Soy esa madre que nunca dejó de ser niña. Antes de ser mamá, ya era mamá... de una muñeca llamada Lola.
Cuando era pequeña, yo también hablaba con mis muñecas como si fueran personas de verdad. No simples trozos de tela o plástico, ni juguetes olvidados debajo de la cama. Eran mi refugio, mis cómplices, mis pequeñas hijas imaginarias que me escuchaban sin juzgar, que lloraban cuando yo no podía hacerlo, que se quedaban calladas cuando yo ya no tenía palabras.
Lola tenía el pelo rubio descolorido, un vestido rosa desteñido y una mancha oscura en la mejilla izquierda, como si hubiera pasado por un incendio pequeño pero intenso. Yo le dije:
—También te sientes sola, mi corazón? Ya no llores, aprende mí... ya casi no lloro cuando no hay nadie.
A veces me pregunto si aquella niña aún vive dentro de mí.

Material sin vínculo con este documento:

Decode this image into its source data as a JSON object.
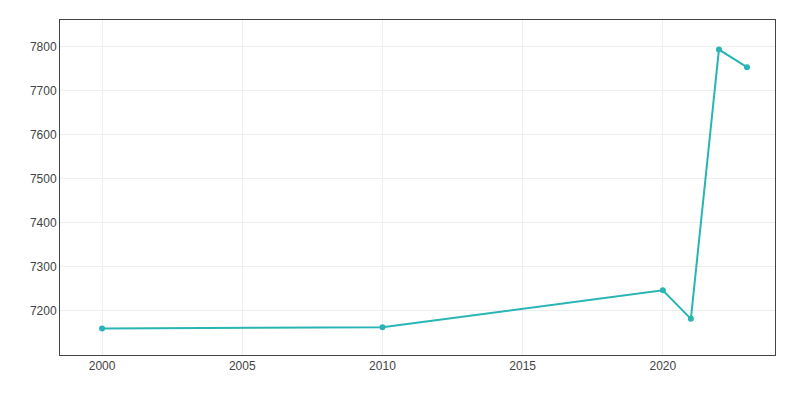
{
  "chart_data": {
    "type": "line",
    "x": [
      2000,
      2010,
      2020,
      2021,
      2022,
      2023
    ],
    "values": [
      7160,
      7163,
      7247,
      7182,
      7793,
      7753
    ],
    "color": "#2ab5b5",
    "marker": "circle",
    "xlim": [
      1998.5,
      2024.0
    ],
    "xticks": [
      2000,
      2005,
      2010,
      2015,
      2020
    ],
    "ylim": [
      7100,
      7860
    ],
    "yticks": [
      7200,
      7300,
      7400,
      7500,
      7600,
      7700,
      7800
    ],
    "grid": true
  }
}
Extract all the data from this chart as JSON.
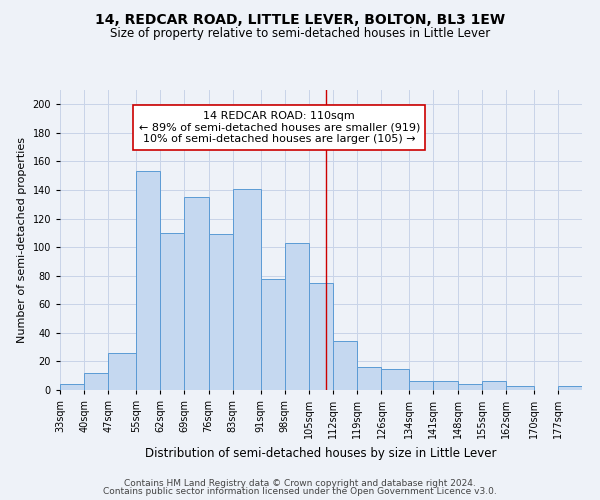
{
  "title": "14, REDCAR ROAD, LITTLE LEVER, BOLTON, BL3 1EW",
  "subtitle": "Size of property relative to semi-detached houses in Little Lever",
  "xlabel": "Distribution of semi-detached houses by size in Little Lever",
  "ylabel": "Number of semi-detached properties",
  "bin_labels": [
    "33sqm",
    "40sqm",
    "47sqm",
    "55sqm",
    "62sqm",
    "69sqm",
    "76sqm",
    "83sqm",
    "91sqm",
    "98sqm",
    "105sqm",
    "112sqm",
    "119sqm",
    "126sqm",
    "134sqm",
    "141sqm",
    "148sqm",
    "155sqm",
    "162sqm",
    "170sqm",
    "177sqm"
  ],
  "bin_edges": [
    33,
    40,
    47,
    55,
    62,
    69,
    76,
    83,
    91,
    98,
    105,
    112,
    119,
    126,
    134,
    141,
    148,
    155,
    162,
    170,
    177,
    184
  ],
  "counts": [
    4,
    12,
    26,
    153,
    110,
    135,
    109,
    141,
    78,
    103,
    75,
    34,
    16,
    15,
    6,
    6,
    4,
    6,
    3,
    0,
    3
  ],
  "bar_color": "#c5d8f0",
  "bar_edge_color": "#5b9bd5",
  "property_size": 110,
  "vline_color": "#cc0000",
  "annotation_line1": "14 REDCAR ROAD: 110sqm",
  "annotation_line2": "← 89% of semi-detached houses are smaller (919)",
  "annotation_line3": "10% of semi-detached houses are larger (105) →",
  "annotation_box_edge": "#cc0000",
  "ylim": [
    0,
    210
  ],
  "yticks": [
    0,
    20,
    40,
    60,
    80,
    100,
    120,
    140,
    160,
    180,
    200
  ],
  "grid_color": "#c8d4e8",
  "background_color": "#eef2f8",
  "footer_line1": "Contains HM Land Registry data © Crown copyright and database right 2024.",
  "footer_line2": "Contains public sector information licensed under the Open Government Licence v3.0.",
  "title_fontsize": 10,
  "subtitle_fontsize": 8.5,
  "xlabel_fontsize": 8.5,
  "ylabel_fontsize": 8,
  "tick_fontsize": 7,
  "annotation_fontsize": 8,
  "footer_fontsize": 6.5
}
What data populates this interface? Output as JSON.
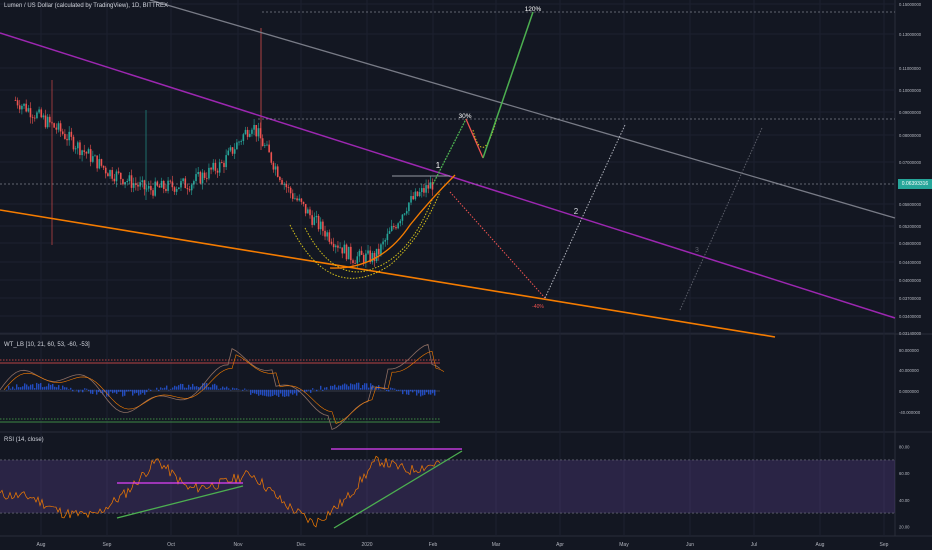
{
  "main_header": "Lumen / US Dollar (calculated by TradingView), 1D, BITTREX",
  "wt_header": "WT_LB [10, 21, 60, 53, -60, -53]",
  "rsi_header": "RSI (14, close)",
  "current_price": "0.06393316",
  "colors": {
    "background": "#131722",
    "up": "#26a69a",
    "down": "#ef5350",
    "purple": "#9c27b0",
    "orange": "#f57c00",
    "green": "#4caf50",
    "gray": "#787b86",
    "yellow": "#d4c11a"
  },
  "annotations": {
    "wave1": "1",
    "wave2": "2",
    "wave3": "3",
    "pct_120": "120%",
    "pct_30": "30%",
    "pct_neg40": "-40%"
  },
  "chart_data": [
    {
      "type": "candlestick",
      "title": "Lumen / US Dollar (calculated by TradingView), 1D, BITTREX",
      "x_tick_labels": [
        "Aug",
        "Sep",
        "Oct",
        "Nov",
        "Dec",
        "2020",
        "Feb",
        "Mar",
        "Apr",
        "May",
        "Jun",
        "Jul",
        "Aug",
        "Sep"
      ],
      "y_tick_labels": [
        "0.15000000",
        "0.13000000",
        "0.11000000",
        "0.10000000",
        "0.09000000",
        "0.08000000",
        "0.07000000",
        "0.06393316",
        "0.05800000",
        "0.05200000",
        "0.04800000",
        "0.04400000",
        "0.04000000",
        "0.03700000",
        "0.03400000",
        "0.03140000"
      ],
      "y_scale": "log",
      "approx_close_path": [
        {
          "x": "2019-07-20",
          "y": 0.095
        },
        {
          "x": "2019-08-10",
          "y": 0.082
        },
        {
          "x": "2019-09-01",
          "y": 0.068
        },
        {
          "x": "2019-09-20",
          "y": 0.062
        },
        {
          "x": "2019-10-10",
          "y": 0.064
        },
        {
          "x": "2019-10-25",
          "y": 0.07
        },
        {
          "x": "2019-11-08",
          "y": 0.085
        },
        {
          "x": "2019-11-25",
          "y": 0.062
        },
        {
          "x": "2019-12-10",
          "y": 0.052
        },
        {
          "x": "2019-12-25",
          "y": 0.045
        },
        {
          "x": "2020-01-05",
          "y": 0.045
        },
        {
          "x": "2020-01-20",
          "y": 0.058
        },
        {
          "x": "2020-02-01",
          "y": 0.064
        }
      ],
      "ylim": [
        0.031,
        0.15
      ]
    },
    {
      "type": "line",
      "title": "WT_LB [10, 21, 60, 53, -60, -53]",
      "y_tick_labels": [
        "80.000000",
        "40.000000",
        "0.0000000",
        "-40.000000"
      ],
      "ylim": [
        -70,
        90
      ]
    },
    {
      "type": "line",
      "title": "RSI (14, close)",
      "y_tick_labels": [
        "80.00",
        "60.00",
        "40.00",
        "20.00"
      ],
      "ylim": [
        15,
        85
      ],
      "levels": [
        70,
        30
      ],
      "series": [
        {
          "values": [
            44,
            42,
            30,
            28,
            45,
            70,
            48,
            52,
            60,
            38,
            22,
            40,
            70,
            62,
            68
          ]
        }
      ]
    }
  ]
}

Si sigue allí, sentada en una esquina de mi memoria, abrazando a Lola como si fuera lo único que nunca la abandonaría. Porque la verdad es que sí, a veces juego con ella. En silencio. En secreto. Sobre todo en las noches en que el sueño se niega a llegar.
Hoy, mientras buscaba calcetines limpios para Jimena, la encontré otra vez. Lola. Estaba guardada en una caja de madera debajo de mi cama, envuelta en una bufanda vieja que olía a invierno y tristeza. La tomé entre mis manos y, sin darme cuenta, comencé a hablarle. Como antes. Como siempre.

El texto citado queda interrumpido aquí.